Biologically active collagen-based scaffolds: advances in processing and characterization

Abstract

A small number of type I collagen-glycosaminoglycan scaffolds (collagen-GAG scaffolds; CGSs) have unusual biological activity consisting primarily in inducing partial regeneration of organs in the adult mammal. Two of these are currently in use in a variety of clinical settings. CGSs appear to induce regeneration by blocking the adult healing response, following trauma, consisting of wound contraction and scar formation. Several structural determinants of biological activity have been identified, including ligands for binding of fibroblasts to the collagen surface, the mean pore size (which affects ligand density) and the degradation rate (which affects the duration of the wound contraction-blocking activity by the scaffold). Processing variables that affect these determinants include the kinetics of swelling of collagen fibres in acetic acid, freezing of the collagen-GAG suspension and cross-linking of the freeze-dried scaffold. Recent developments in the processing of CGSs include fabrication of scaffolds that are paucidisperse in pore size, scaffolds with gradients in physicochemical properties (and therefore biological activity) and scaffolds that incorporate a mineral component. Advances in the characterization of the pore structure of CGSs have been made using confocal and nonlinear optical microscopy (NLOM). The mechanical behaviour of CGSs, as well as the resistance to degradative enzymes, have been studied. Following seeding with cells (typically fibroblasts), contractile forces in the range 26-450 nN per cell are generated by the cells, leading to buckling of scaffold struts. Ongoing studies of cell-seeded CGSs with NLOM have shown an advantage over the use of confocal microscopy due to the ability of the former method to image the CGS surfaces without staining (which alters its surface ligands), reduced cell photodamage, reduced fluorophore photobleaching and the ability to image deeper inside the scaffold.

Figure 1.

Image of a fibroblast-seeded CGS acquired by NLOM. The cells (human dermal fibroblasts) are labelled using Calcein acetoxymethyl (AM) cell-tracking dye. (a) Raw intensity image acquired by the microscope sensor. (b) Estimation of cell (red–white) and CGS strut (blue) objects.
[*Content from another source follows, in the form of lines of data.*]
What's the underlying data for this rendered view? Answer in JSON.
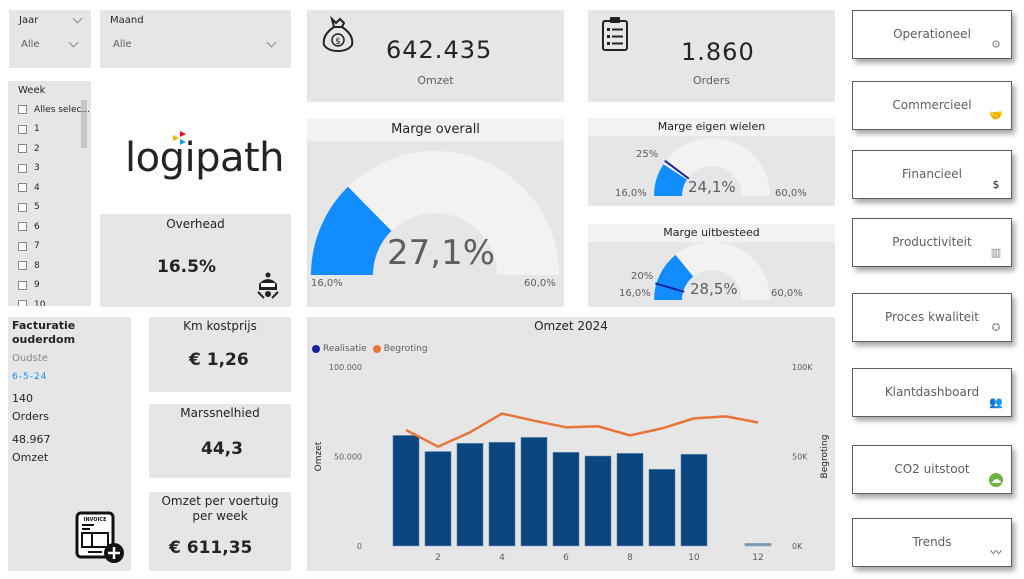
{
  "filters": {
    "jaar": {
      "label": "Jaar",
      "value": "Alle"
    },
    "maand": {
      "label": "Maand",
      "value": "Alle"
    },
    "week": {
      "label": "Week",
      "items": [
        "Alles selec...",
        "1",
        "2",
        "3",
        "4",
        "5",
        "6",
        "7",
        "8",
        "9",
        "10"
      ]
    }
  },
  "logo": {
    "text": "logipath"
  },
  "overhead": {
    "label": "Overhead",
    "value": "16.5%"
  },
  "omzet_card": {
    "value": "642.435",
    "label": "Omzet"
  },
  "orders_card": {
    "value": "1.860",
    "label": "Orders"
  },
  "gauges": {
    "overall": {
      "title": "Marge overall",
      "value_label": "27,1%",
      "min_label": "16,0%",
      "max_label": "60,0%",
      "min": 16.0,
      "max": 60.0,
      "value": 27.1
    },
    "eigen_wielen": {
      "title": "Marge eigen wielen",
      "value_label": "24,1%",
      "min_label": "16,0%",
      "max_label": "60,0%",
      "target_label": "25%",
      "min": 16.0,
      "max": 60.0,
      "value": 24.1,
      "target": 25
    },
    "uitbesteed": {
      "title": "Marge uitbesteed",
      "value_label": "28,5%",
      "min_label": "16,0%",
      "max_label": "60,0%",
      "target_label": "20%",
      "min": 16.0,
      "max": 60.0,
      "value": 28.5,
      "target": 20
    }
  },
  "facturatie": {
    "title_line1": "Facturatie",
    "title_line2": "ouderdom",
    "oudste_label": "Oudste",
    "oudste_date": "6-5-24",
    "orders_value": "140",
    "orders_label": "Orders",
    "omzet_value": "48.967",
    "omzet_label": "Omzet"
  },
  "km_kostprijs": {
    "label": "Km kostprijs",
    "value": "€ 1,26"
  },
  "marssnelhied": {
    "label": "Marssnelhied",
    "value": "44,3"
  },
  "omzet_per_voertuig": {
    "label_line1": "Omzet per voertuig",
    "label_line2": "per week",
    "value": "€ 611,35"
  },
  "nav": [
    {
      "label": "Operationeel",
      "icon": "gear-icon"
    },
    {
      "label": "Commercieel",
      "icon": "handshake-icon"
    },
    {
      "label": "Financieel",
      "icon": "money-bag-icon"
    },
    {
      "label": "Productiviteit",
      "icon": "productivity-icon"
    },
    {
      "label": "Proces kwaliteit",
      "icon": "quality-badge-icon"
    },
    {
      "label": "Klantdashboard",
      "icon": "people-icon"
    },
    {
      "label": "CO2 uitstoot",
      "icon": "cloud-icon"
    },
    {
      "label": "Trends",
      "icon": "trend-icon"
    }
  ],
  "colors": {
    "gauge_fill": "#118dff",
    "gauge_track": "#f3f2f1",
    "target_marker": "#12239e",
    "bar": "#0a4780",
    "line": "#e8743b",
    "date_blue": "#118dff",
    "co2_green": "#6cb33f",
    "handshake_gold": "#f2c811"
  },
  "chart_data": {
    "type": "bar",
    "title": "Omzet 2024",
    "legend": [
      {
        "name": "Realisatie",
        "color": "#12239e"
      },
      {
        "name": "Begroting",
        "color": "#e8743b"
      }
    ],
    "legend_position": "top-left",
    "xlabel": "",
    "ylabel": "Omzet",
    "y2label": "Begroting",
    "x": [
      1,
      2,
      3,
      4,
      5,
      6,
      7,
      8,
      9,
      10,
      11,
      12
    ],
    "x_ticks": [
      "2",
      "4",
      "6",
      "8",
      "10",
      "12"
    ],
    "y_ticks": [
      "0",
      "50.000",
      "100.000"
    ],
    "y2_ticks": [
      "0K",
      "50K",
      "100K"
    ],
    "ylim": [
      0,
      100000
    ],
    "y2lim": [
      0,
      100000
    ],
    "series": [
      {
        "name": "Realisatie",
        "type": "bar",
        "axis": "left",
        "values": [
          61800,
          52800,
          57400,
          58000,
          60700,
          52400,
          50300,
          51800,
          42900,
          51300,
          null,
          1500
        ]
      },
      {
        "name": "Begroting",
        "type": "line",
        "axis": "right",
        "values": [
          64800,
          55500,
          63500,
          74000,
          70000,
          66300,
          66900,
          61800,
          65700,
          71300,
          72400,
          69000
        ]
      }
    ]
  }
}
The estimation is based on the detected emission spectrum at each pixel and the known emission spectra of collagen and calcein AM dye. Scale bars, (a,b) 40 μm.

Figure 2.

Imaging the differentiation of fibroblasts into myofibroblasts inside CGSs. About 8×10⁴ cells were seeded in 8 mm diameter CGSs supplied with complete Dulbecco’s modified Eagle medium (DMEM). Starting 24 h after seeding, seeded cells inside the CGS were supplied with complete DMEM containing 1.5 ng ml⁻¹ TGFβ1. Fresh medium containing TGFβ1 was applied every 2 days. Four scaffolds were imaged: (a) 0 h, (b) 1 day, (c) 2 days and (d) 4 days after starting TGFβ1 treatment. After 7 days of TGFβ1 treatment, the CGS diameter decreased by approximately 50% and expression of α-smooth muscle actin (an established marker for myofibroblast differentiation; Desmouliere et al. 2005) was upregulated three-fold compared with basal expression levels. Cells were stained using calcein AM cell tracking dye. All images have 515×386 μm field of view.